I don’t know Gurvitz and haven’t read much of his work. But I’m confident he didn’t intend to employ the language he did in the way that he did. He’s careful about identifying Palestinian victims of Jewish terror by name at several points in the article.
But what I took issue with are the following few lines:
I never even considered the idea of grabbing the nearest Palestinian, burning his property, or beating him up. And most Israelis were just like me. We took the attacks on the chin, gritted our teeth, and kept ourselves from whining. The settlers, on the other hands, have gone native. It used to be Palestinians who brandished bloodied Israeli bodies; now it’s the settlers who do so.
Here, Gurvitz reveals a deeply embedded Jewish-centrism that many of our friends on the left share. The drive to end the occupation and Israeli apartheid stems not from universal human values, but from the drive for the Tikkun Olamization of the Jewish people. Everything else is secondary.

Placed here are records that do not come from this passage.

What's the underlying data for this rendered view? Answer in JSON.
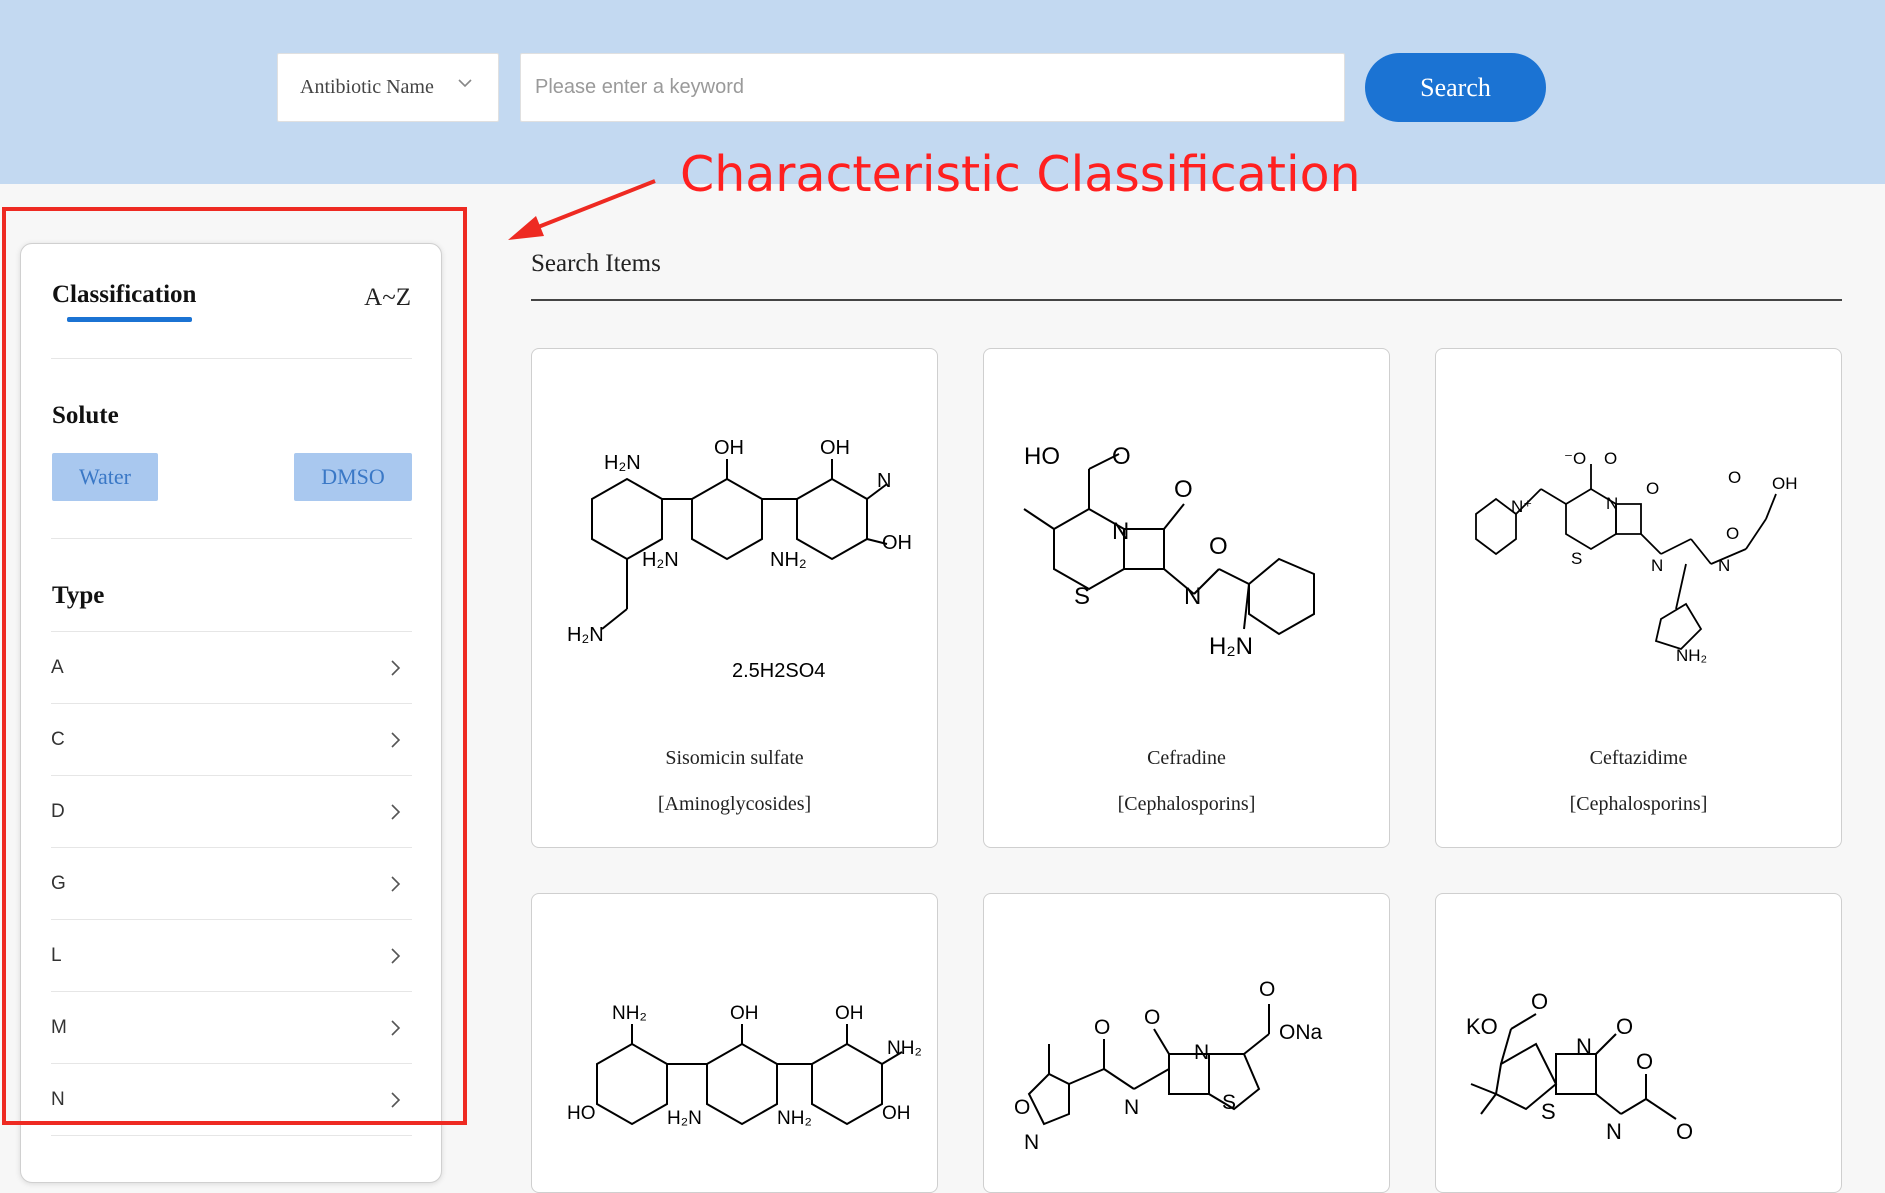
{
  "search": {
    "field_select": "Antibiotic Name",
    "keyword_placeholder": "Please enter a keyword",
    "button_label": "Search"
  },
  "annotation": {
    "label": "Characteristic Classification",
    "color": "#ee2a22"
  },
  "sidebar": {
    "tabs": [
      "Classification",
      "A~Z"
    ],
    "solute": {
      "title": "Solute",
      "options": [
        "Water",
        "DMSO"
      ]
    },
    "type": {
      "title": "Type",
      "items": [
        "A",
        "C",
        "D",
        "G",
        "L",
        "M",
        "N"
      ]
    }
  },
  "results": {
    "title": "Search Items",
    "items": [
      {
        "name": "Sisomicin sulfate",
        "class": "[Aminoglycosides]",
        "formula_note": "2.5H2SO4"
      },
      {
        "name": "Cefradine",
        "class": "[Cephalosporins]"
      },
      {
        "name": "Ceftazidime",
        "class": "[Cephalosporins]"
      },
      {
        "name": "",
        "class": ""
      },
      {
        "name": "",
        "class": ""
      },
      {
        "name": "",
        "class": ""
      }
    ]
  },
  "colors": {
    "header_bg": "#c3d9f1",
    "accent": "#1b73d3",
    "solute_btn_bg": "#a9c8ef"
  }
}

Usually, I don’t care very much about that; I understand that many Israelis and Jewish people are weaned on the idea of Jewish exceptionalism. But in this case, Gurvitz’s language – which by definition belies a worldview – is deeply offensive.
Perhaps Gurvitz really does believe that the settlers have gone native. In this case, they’ve gone savage, like the natives. And his moral imperative is to hold his head up and demand that the Jews not sink into the reactionary sewer inhabited so comfortably by the natives.
The idea here is that the Palestinians behave in a way that is intrinsically “Palestinian” or “native.” The Jewish settlers meanwhile, suffer from aping the apes. They’re acting in a vicious, native way, and that isn’t very becoming of Jews.
At this point it’s probably worth reminding Gurvitz that his Jewish-centrism follows the wearying path of European and Western colonial dehumanization across the developing world. Peoples and governments have navigated and continue to navigate this territory. We can learn from that. There is no Palestinian Caliban and there is no Jewish Kurtz. But there is a history of colonial repression and unexamined racism.